Ingredients
Equipment
Method
- Preheat the oven to 200C/180C Fan/Gas 6. Line three baking sheets with baking parchment.
- In a heavy saucepan, melt the cubed butter in 250 ml water over medium heat. Bring to a boil. Remove from heat; add sifted flour and stir until a soft ball forms. Return to low heat and cook for 3–5 minutes, stirring constantly. Let cool slightly.
- Transfer mixture to a mixer bowl with whisk attachment. Gradually whisk in the eggs, one at a time, until smooth. Fill a piping bag fitted with a 1½ cm plain nozzle with the mixture.
- Pipe twelve small mounds onto each baking sheet (total 36). Smooth tops with a wet finger. Bake for 10 minutes, then reduce oven to 190C/170C Fan/Gas 5 and bake for another 10 minutes until golden brown. Pierce each bun to release steam, return to oven for 5 minutes to dry out. Cool on a wire rack.

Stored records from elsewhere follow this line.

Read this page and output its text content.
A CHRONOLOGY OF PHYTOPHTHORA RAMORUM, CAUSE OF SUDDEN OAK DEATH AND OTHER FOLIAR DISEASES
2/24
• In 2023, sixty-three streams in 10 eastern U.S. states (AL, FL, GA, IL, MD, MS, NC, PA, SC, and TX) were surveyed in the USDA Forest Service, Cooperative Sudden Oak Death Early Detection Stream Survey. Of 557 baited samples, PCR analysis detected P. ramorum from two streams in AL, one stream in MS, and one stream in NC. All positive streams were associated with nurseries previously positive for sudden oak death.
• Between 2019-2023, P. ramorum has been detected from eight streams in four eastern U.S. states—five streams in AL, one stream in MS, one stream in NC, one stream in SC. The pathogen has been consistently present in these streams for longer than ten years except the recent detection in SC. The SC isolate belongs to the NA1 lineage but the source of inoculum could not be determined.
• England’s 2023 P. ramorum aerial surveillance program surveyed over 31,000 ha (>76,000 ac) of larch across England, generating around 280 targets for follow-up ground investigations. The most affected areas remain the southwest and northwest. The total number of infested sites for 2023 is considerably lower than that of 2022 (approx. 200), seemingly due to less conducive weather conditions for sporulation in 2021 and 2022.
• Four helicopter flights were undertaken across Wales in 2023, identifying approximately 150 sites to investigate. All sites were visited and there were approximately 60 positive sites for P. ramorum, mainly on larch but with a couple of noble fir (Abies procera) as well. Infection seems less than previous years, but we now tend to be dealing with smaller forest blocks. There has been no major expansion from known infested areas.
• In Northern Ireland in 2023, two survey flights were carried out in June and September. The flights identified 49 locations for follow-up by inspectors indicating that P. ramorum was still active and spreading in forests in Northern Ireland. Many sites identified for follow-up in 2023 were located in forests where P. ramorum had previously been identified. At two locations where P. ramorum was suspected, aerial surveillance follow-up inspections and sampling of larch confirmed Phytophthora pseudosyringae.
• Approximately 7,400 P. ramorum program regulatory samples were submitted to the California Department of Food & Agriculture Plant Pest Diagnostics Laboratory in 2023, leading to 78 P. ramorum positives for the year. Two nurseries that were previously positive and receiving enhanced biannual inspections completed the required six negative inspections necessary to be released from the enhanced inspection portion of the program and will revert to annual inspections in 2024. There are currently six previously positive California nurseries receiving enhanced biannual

- Heat milk in a pan to boiling, then let cool for 30 seconds. Whisk egg yolks with caster sugar until pale. Add cornflour, cinnamon, and nutmeg; whisk to combine. Gradually pour warm milk into egg mixture, whisking continuously. Return to pan and cook over medium heat, whisking until thick and boiling. Remove from heat, transfer to bowl, cover with cling film and cool.
- Heat double cream until simmering, pour over broken chocolate, and stir until smooth. Cool until thick enough to drizzle.
- Pipe melted white chocolate into snowflake shapes on parchment and let set.
- Whip double cream to soft peaks, then fold into cooled crème pâtissière. Fill a piping bag and pipe into cooled choux buns.
- Boil caster sugar with 5 tablespoons water until golden (170C on a thermometer). Remove from heat and cool slightly.
- Arrange 14 choux buns in a circle, then place 10 buns inside to form a smaller circle. Dip one side of each bun in caramel, sticking them together to form a wreath.
- Dip bases of remaining 12 buns in caramel and place on top of the wreath.
- Line a baking sheet with silicone paper. Reheat caramel, add red food colouring, then stir in hazelnuts. Place individual hazelnuts on the silicone paper to cool.
- Drizzle one quarter of the chocolate ganache over the wreath. Transfer to serving plate and decorate with white chocolate snowflakes and caramel-coated hazelnuts. Serve immediately.
Nutrition
Notes
Feel free to customize by adding flavor extracts like vanilla or orange zest into the pastry. You can also switch the chocolates used for different fillings.